# EcoTech Sale?



## [KRAFTIG] (Apr 19, 2017)

Do EcoTech products ever go on sale here or states side? TIA


----------



## Wiser (Jun 8, 2017)

Rarely. The best sales seem to be Black Friday or Boxing Day. 

They're MAP products so ecotech dictates the reseller sales. 


Sent from my iPhone using Tapatalk


----------



## Dimosthenis1 (Sep 19, 2016)

I've never seen them go on sale. Even on boxing day. I work at Big Als and I can tell you they will not go on sale. Unless they clear an older model. Like when the g4 radions came out.. the g3s were on sale for 100$ off. 

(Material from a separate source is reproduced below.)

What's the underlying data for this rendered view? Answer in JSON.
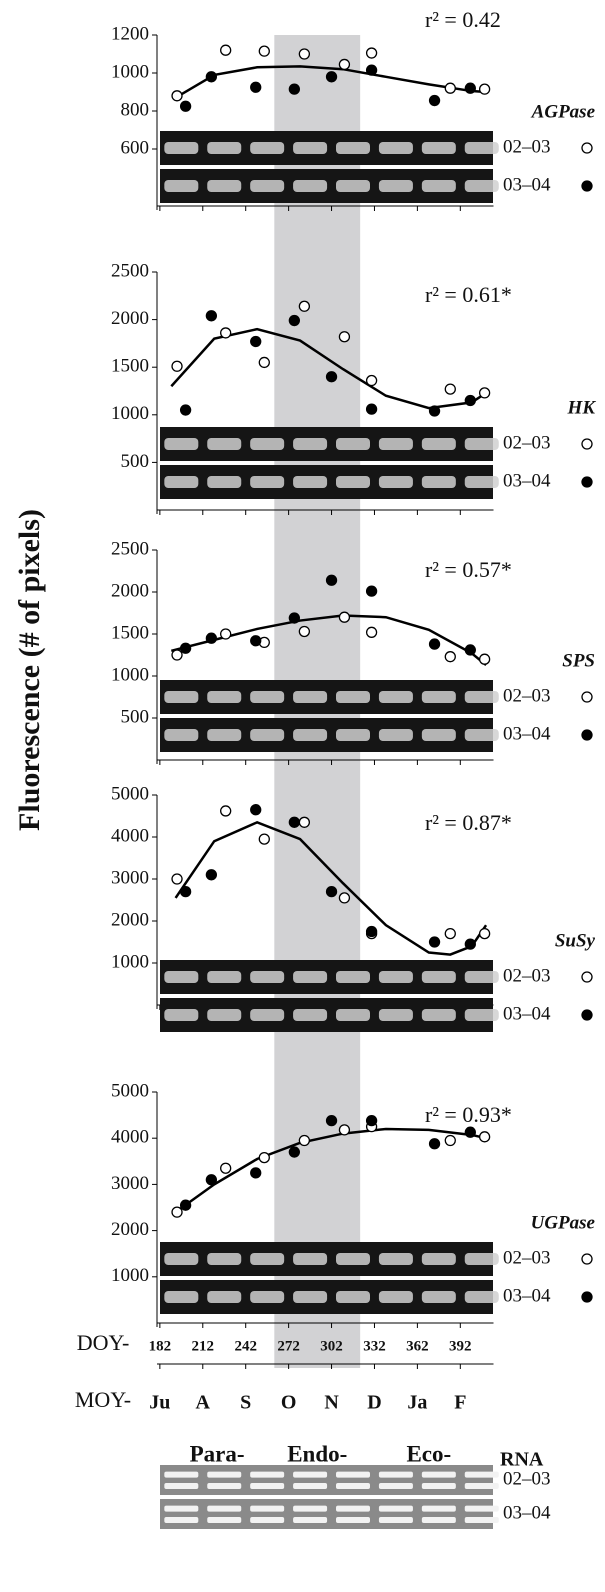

Sent from my SM-N920W8 using Tapatalk


----------



## Dimosthenis1 (Sep 19, 2016)

Only thing you could do is take advantage of big als double points Wednesdays. Buy a g4 pro radion and get 60$ store credit. Dollar per point. 1000 =25$ 2000=60$ 3000=100$ 5000=200$

Sent from my SM-N920W8 using Tapatalk


----------



## [KRAFTIG] (Apr 19, 2017)

Dimosthenis1 said:


> Only thing you could do is take advantage of big als double points Wednesdays. Buy a g4 pro radion and get 60$ store credit. Dollar per point. 1000 =25$ 2000=60$ 3000=100$ 5000=200$
> 
> Sent from my SM-N920W8 using Tapatalk


Unfortunately I find almost everything at BA over priced. I have some US $$$, next time in US buy from BRS.


----------



## Dimosthenis1 (Sep 19, 2016)

Most things are more expensive but it's a map item... same price within 5or 10$ everywhere. Lol

Sent from my SM-N920W8 using Tapatalk


----------



## tom g (Jul 8, 2009)

*buying from brs*

if u do choose to buy from brs make sure u find out what the warranty is gonna be for u when and if u have a issue.i have heard that u will be on the hook for the shipping and could give u a hassle cause we are in Canada .


----------



## [KRAFTIG] (Apr 19, 2017)

Thanks for the info!


----------



## twobytwo (Oct 25, 2014)

[KRAFTIG] said:


> Unfortunately I find almost everything at BA over priced. I have some US $$$, next time in US buy from BRS.


BA's price matches... So if you see it online somewhere else, just show them the website.


----------



## [KRAFTIG] (Apr 19, 2017)

twobytwo said:


> BA's price matches... So if you see it online somewhere else, just show them the website.


Do you still get the points via online sale?


----------